6月5日

 日本人の3割ぐらいは確実にテレビやラジオに釘付けになっていたであろう昨日の夕方、さすがに話の種として日本戦ぐらいは見ておこうと思ったのだが、5月に新任で長野に来たばかりのボスが顔を見にやってくるという、本当にくだらない会議のために、ささやかな希望も叶えられることはなかったのである。

 どうせ内容のない会議なのだが、いかにもしらけた場にしてしまうと、わざわざ遠く足を伸ばしてやってきた人に失礼というものである。あれこれとってつけたような意見を考え出して、それらしく話す。ささやかな苦労で会議らしい会議にはなった。

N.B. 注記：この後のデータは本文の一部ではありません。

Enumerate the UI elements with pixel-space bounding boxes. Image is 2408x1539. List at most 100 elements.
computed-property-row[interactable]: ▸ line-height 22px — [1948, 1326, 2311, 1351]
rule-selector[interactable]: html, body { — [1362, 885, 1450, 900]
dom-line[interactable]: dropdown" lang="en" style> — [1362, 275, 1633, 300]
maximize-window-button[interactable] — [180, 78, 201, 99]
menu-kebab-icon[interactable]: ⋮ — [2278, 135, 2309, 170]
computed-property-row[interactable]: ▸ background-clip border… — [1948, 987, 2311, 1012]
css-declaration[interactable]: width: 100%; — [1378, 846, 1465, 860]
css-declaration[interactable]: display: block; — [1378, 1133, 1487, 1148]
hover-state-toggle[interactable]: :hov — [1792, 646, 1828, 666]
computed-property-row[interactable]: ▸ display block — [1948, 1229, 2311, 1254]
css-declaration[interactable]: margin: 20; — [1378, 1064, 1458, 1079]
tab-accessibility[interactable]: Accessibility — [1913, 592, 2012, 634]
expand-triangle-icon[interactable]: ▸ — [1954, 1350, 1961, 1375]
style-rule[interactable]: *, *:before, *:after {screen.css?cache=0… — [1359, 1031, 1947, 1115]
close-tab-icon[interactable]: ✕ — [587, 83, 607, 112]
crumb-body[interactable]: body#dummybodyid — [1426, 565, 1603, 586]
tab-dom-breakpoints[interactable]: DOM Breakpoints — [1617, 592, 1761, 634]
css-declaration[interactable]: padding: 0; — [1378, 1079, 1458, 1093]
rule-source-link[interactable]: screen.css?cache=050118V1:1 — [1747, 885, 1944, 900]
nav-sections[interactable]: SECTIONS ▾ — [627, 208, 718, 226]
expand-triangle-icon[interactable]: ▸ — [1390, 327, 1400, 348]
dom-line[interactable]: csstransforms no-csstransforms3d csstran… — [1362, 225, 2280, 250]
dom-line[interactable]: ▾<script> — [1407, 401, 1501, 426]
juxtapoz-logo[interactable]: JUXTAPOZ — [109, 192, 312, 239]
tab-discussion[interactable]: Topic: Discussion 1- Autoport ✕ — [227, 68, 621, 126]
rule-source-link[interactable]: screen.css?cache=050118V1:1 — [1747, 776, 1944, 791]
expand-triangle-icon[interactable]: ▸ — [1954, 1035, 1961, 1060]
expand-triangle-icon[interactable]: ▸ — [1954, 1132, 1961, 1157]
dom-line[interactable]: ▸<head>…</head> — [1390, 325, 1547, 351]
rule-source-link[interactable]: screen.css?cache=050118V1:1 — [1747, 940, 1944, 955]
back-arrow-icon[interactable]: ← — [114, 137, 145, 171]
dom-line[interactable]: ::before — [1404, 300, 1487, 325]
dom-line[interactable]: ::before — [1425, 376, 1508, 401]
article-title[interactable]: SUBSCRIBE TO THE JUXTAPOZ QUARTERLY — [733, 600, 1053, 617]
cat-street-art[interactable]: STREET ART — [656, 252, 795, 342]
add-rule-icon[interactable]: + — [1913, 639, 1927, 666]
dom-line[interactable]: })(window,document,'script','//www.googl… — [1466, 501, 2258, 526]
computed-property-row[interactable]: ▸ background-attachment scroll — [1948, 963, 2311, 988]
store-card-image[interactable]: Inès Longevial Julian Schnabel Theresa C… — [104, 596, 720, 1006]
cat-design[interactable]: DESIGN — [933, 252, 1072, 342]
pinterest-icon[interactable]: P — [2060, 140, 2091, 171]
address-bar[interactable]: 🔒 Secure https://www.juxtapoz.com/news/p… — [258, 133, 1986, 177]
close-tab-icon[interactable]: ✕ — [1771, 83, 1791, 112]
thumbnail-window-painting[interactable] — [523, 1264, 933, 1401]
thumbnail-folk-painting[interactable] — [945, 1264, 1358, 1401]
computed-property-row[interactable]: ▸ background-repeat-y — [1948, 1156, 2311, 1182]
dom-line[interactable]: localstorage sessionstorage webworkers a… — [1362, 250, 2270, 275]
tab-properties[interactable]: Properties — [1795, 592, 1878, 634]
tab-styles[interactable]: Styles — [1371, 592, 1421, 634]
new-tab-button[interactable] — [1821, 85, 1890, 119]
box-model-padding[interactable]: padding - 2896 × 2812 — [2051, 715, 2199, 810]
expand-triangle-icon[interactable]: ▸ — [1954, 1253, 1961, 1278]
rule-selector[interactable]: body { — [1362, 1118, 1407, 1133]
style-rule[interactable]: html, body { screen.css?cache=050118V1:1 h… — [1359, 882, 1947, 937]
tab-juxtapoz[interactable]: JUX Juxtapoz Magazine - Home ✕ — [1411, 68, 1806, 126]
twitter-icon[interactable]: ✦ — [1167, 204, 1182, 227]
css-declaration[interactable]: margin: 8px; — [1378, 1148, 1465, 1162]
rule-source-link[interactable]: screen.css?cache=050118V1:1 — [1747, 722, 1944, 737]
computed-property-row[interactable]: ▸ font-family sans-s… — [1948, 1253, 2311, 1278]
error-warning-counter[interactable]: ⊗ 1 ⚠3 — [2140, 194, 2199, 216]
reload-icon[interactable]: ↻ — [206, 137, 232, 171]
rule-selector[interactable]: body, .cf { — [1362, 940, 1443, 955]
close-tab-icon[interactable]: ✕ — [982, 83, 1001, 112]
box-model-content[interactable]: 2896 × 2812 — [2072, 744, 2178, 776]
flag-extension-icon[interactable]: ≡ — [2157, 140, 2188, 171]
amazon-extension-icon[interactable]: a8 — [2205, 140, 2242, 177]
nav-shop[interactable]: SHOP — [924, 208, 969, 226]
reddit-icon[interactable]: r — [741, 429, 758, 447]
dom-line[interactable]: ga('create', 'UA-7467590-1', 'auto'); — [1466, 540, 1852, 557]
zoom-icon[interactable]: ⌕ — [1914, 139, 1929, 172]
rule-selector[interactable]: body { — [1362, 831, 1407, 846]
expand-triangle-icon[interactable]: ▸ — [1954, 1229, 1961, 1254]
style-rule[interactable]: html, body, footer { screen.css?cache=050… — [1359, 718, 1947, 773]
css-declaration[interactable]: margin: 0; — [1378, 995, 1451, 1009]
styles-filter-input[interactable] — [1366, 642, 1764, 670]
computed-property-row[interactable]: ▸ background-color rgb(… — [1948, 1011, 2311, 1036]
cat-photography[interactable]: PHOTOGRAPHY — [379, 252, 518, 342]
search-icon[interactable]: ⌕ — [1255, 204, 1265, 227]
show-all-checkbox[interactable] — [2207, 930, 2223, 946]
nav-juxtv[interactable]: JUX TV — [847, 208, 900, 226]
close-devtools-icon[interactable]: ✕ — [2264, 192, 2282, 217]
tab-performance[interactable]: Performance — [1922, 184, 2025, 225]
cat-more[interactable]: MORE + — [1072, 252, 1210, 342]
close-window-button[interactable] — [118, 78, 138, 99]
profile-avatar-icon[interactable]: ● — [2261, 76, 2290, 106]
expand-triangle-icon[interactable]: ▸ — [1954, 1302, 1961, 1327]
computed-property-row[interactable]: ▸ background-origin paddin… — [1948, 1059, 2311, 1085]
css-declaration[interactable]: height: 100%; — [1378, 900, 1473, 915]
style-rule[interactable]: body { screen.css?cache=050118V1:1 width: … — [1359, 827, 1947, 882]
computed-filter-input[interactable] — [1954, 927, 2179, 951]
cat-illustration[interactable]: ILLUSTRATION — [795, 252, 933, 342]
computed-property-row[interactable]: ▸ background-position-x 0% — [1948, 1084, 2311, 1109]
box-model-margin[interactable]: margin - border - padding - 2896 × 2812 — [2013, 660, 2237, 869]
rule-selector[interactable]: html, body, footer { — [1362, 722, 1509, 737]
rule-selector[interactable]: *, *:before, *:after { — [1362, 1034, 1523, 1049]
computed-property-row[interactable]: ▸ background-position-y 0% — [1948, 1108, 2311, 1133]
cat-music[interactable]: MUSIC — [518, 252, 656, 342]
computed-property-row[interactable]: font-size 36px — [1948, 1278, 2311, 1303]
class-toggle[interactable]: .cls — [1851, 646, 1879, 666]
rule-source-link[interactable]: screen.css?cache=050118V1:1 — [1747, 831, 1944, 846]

 夜開かれる会議だから、話が終わればそれでさようなら、ではないことぐらいは社会人の常識である。夜の帝王みたいな人だったら嫌だな、と考えつつ、恐る恐る出方を見てると、なんだか車でそのまま帰る雰囲気だ。

 松本の直属のボスの一存で近くのファミレスに行くことになった。おいおい、とこれまた冷や汗をかくことになる。いくらアルコール抜きの食事でもファミレスに行くことはないだろう。

 重苦しい気持ちでファミレスの席に座ると、長野のボス、「アルコール飲んで良いよ」と勧めてくる。どうも、帰るのではなく、飲んで松本に泊まっていくつもりらしい。それなら、最初から居酒屋へ案内したのに。

 まだ少し体調が悪い。ビールを飲んだら、せっかく沈静化している風邪ゲリラが活発になってしまうかもしれない。苦肉の策で、メニューに載っていなかったが、頼んで焼酎のお湯割りをもらう。

 1杯飲んだだけで、もうふらふらになってしまった。やはり体調が完全ではない。全身がだるく、頭もくらくらする。簡単に酔っぱらってしまった。正直、すぐにでもタクシーに飛び乗って帰りたかった。

 ところが長野のボスはまだ気が済んでいなかったらしい。そりゃあ、ファミレスでいくらアルコールを飲んだって、飲んだうちに入らない。物足りなさそうだったので、そのままさようならするわけにもいかず、次の店に連れて行くことになった。フォアローゼズのお湯割りをもらってちびちびやっているうちに時間も過ぎる。付き合いで飲む、というのは苦痛以外の何ものでもない。

 苦痛も終わったので、どうせタクシーで帰ることだし、仕事場の人といつものショットバーに行った。病人向けという、歯磨き粉のにおいと味のするカクテルを作ってもらい、1杯だけが2杯、3杯になっちゃった。

 体調が悪かろうがいつも通り飲んでしまったのである。だらだらとくだらないことを書いたのは、ただ単に、自分が飲んでしまった罪悪感を人になすりつけたかっただけなのかも知れない。

 人は毎日、言い訳ばかりして暮らしているのさ。